Founder Fav: Smith Mission MIPS Helmet, $140
If you’re looking to break up with rentals, a helmet is a great first purchase to start curating your own gear collection. Compared to boots or skis, helmets are a relatively inexpensive investment with a high pay off–protecting your precious lil’ dome.
Another top contender from Smith is the Mission MIPS, which just so happens to be our founder Madeleine’s all-time favorite helmet. Yet another chic design with hundreds of 5 star reviews, it’s no wonder why she’s rocked it for multiple seasons. Madeleine raves about the option to pop in and secure her most coveted Aleck headphones, which boast GPS and intercom features so her and her friends stay easily connected on the mountain. She especially crushes on the extra venting of this style. “It feels great to open those puppies on a bluebird day and let my brain breathe.” If overheating is the reason you ditch your helmet mid–ride, this option is just right for you. Still worried about your fringe post ski? We’ve got all the bases covered with this guide to combat the dreaded helmet hair.

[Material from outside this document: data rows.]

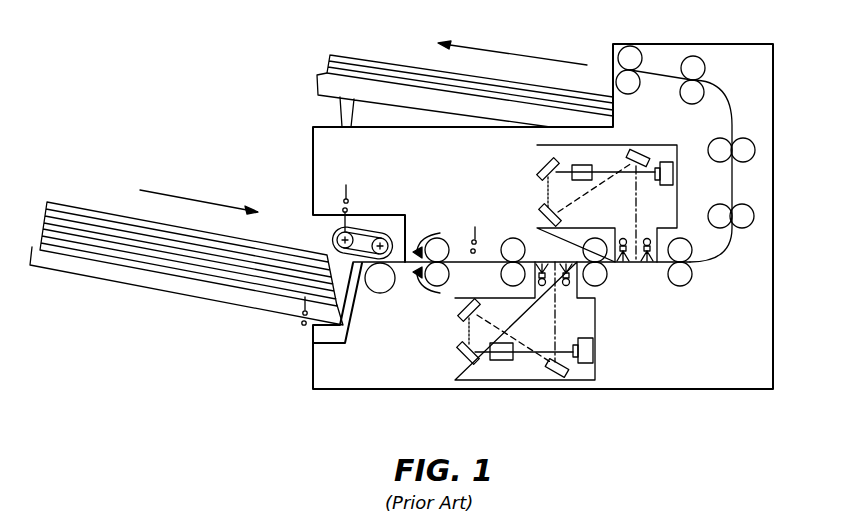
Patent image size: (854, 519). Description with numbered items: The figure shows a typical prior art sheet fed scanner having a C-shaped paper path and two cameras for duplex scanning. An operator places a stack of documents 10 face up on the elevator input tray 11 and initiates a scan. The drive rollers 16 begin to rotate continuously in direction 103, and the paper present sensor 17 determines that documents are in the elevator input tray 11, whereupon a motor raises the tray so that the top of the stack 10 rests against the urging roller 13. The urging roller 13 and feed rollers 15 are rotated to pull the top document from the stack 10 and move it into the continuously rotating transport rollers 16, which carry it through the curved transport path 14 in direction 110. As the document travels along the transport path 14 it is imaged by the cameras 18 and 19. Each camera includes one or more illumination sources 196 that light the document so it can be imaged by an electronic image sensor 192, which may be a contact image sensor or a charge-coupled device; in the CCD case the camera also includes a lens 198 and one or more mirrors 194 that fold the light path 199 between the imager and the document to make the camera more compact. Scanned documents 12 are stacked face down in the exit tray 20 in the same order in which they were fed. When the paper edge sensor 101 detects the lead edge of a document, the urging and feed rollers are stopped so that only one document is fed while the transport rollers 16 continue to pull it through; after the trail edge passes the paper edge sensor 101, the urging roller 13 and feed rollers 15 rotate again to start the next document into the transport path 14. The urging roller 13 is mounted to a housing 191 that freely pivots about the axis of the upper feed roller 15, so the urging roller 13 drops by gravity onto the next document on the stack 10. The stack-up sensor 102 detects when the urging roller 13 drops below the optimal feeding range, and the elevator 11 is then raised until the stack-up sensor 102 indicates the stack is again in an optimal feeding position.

The stack of documents 10 is at (75, 204).
The elevator input tray 11 is at (95, 280).
The scanned documents 12 is at (372, 60).
The urging roller 13 is at (333, 233).
The curved transport path 14 is at (734, 177).
The feed rollers 15 is at (390, 232).
The drive rollers 16 is at (449, 276).
The paper present sensor 17 is at (305, 330).
The camera 18 is at (537, 180).
The camera 19 is at (455, 345).
The exit tray 20 is at (315, 80).
The paper edge sensor 101 is at (478, 227).
The stack-up sensor 102 is at (348, 188).
The rotation direction of drive rollers 103 is at (441, 231).
The document transport direction 110 is at (172, 195).
The housing 191 is at (365, 240).
The electronic image sensor 192 is at (594, 353).
The mirrors 194 is at (463, 358).
The illumination sources 196 is at (567, 283).
The lens 198 is at (503, 362).
The light path 199 is at (522, 354).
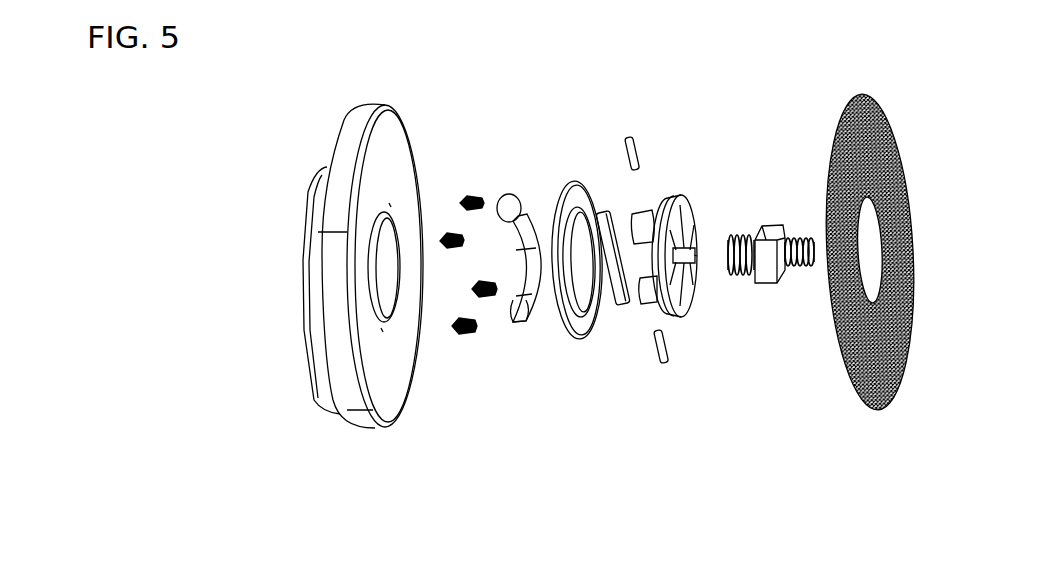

Most Technical: Oakley Mod 1 Pro - MIPS Helmet, $155
A brand widely known in the ski community for their high performance PRIZM goggles, Oakley also delivers state–of–the–art tech for their helmets. The Mod 1 Pro style is their newest release and delivers on style, form and function. It’s made with a Dura-Matter shell making it (obv) highly durable, and BOA and MIP combined technologies for the most adaptive fit and comfort. It also has some bells and whistles that may not be strictly necessary, but that I for one would seriously appreciate. For example , I despise having to take off my gloves to fasten my helmet, and this style has a Fidlock® magnetic buckle, making it simple to clip on and off. This is yet another Bluetooth-compatible helmet with removable ear pads to keep your dome safe, clean and tuned up while riding. Killer technical specs aside, I am also loving the shape of this helmet. The white version looks eerily similar to this vintage Chanel, but with added protection and the non-designer price tag.
Best Budget friendly: Wildhorn Outfitters Drift Helmet, $94
I think it’s evident by now that MIPS helmets are the gold standard for cranium protection, and our go–to picks. Still, a MIPs almost always bumps up the price to $150 and over: not a number everyone is jazzed about. If the cost is giving you pause, the Drift Helmet from Wildhorn is a great choice. This was my first ever gear purchase after ditching rentals, and it got me through some pretty serious falls unscathed. It’s lightweight, vented and works great with my Oakley Flight Deck Goggles. (No gappage!) A common feature of our favorites, this also has the option for bluetooth headphone inserts. This particular style is even touted as the official helmet for olympic freeskier Ashley Caldwell, so you know it’s good stuff.
A non MIPS helmet can still provide you with great protection, and is definitely better than opting for no helmet at all. Stylish safety should be accessible to everyone! Wildhorn also recently came out with a MIPS style that you can check out here; reviews say it’s a great choice for beginners.
Best Splurge: POC Levator MIPS Helmet, $550
On the opposite end of the budget spectrum; POC’s first ever visor helmet has made waves with its avant-garde, futuristic take on the vintage European style. A more daring choice, this may not be for the faint of heart skier. But I, a solid moderate ride, am somehow absolutely obsessed. With a nearly panoramic view and interchangeable lenses, this helmet takes versatility to the next level. It has all the accouterments you could imagine, like fully adjustable ventilation, a magnetic chin strap and removable ear pads that boast Alcantara lining. With a reputable brand like POC behind this masterpiece, you can guarantee this helmet delivers on quality as well as next–level fashion. At $550, I’m not quite justifying the price of this—yet. But if neoteric design is your schtick, and the budget allows, be sure to snag this helmet. (and please, let me know how you love it.) In case it blows up, you heard it here first.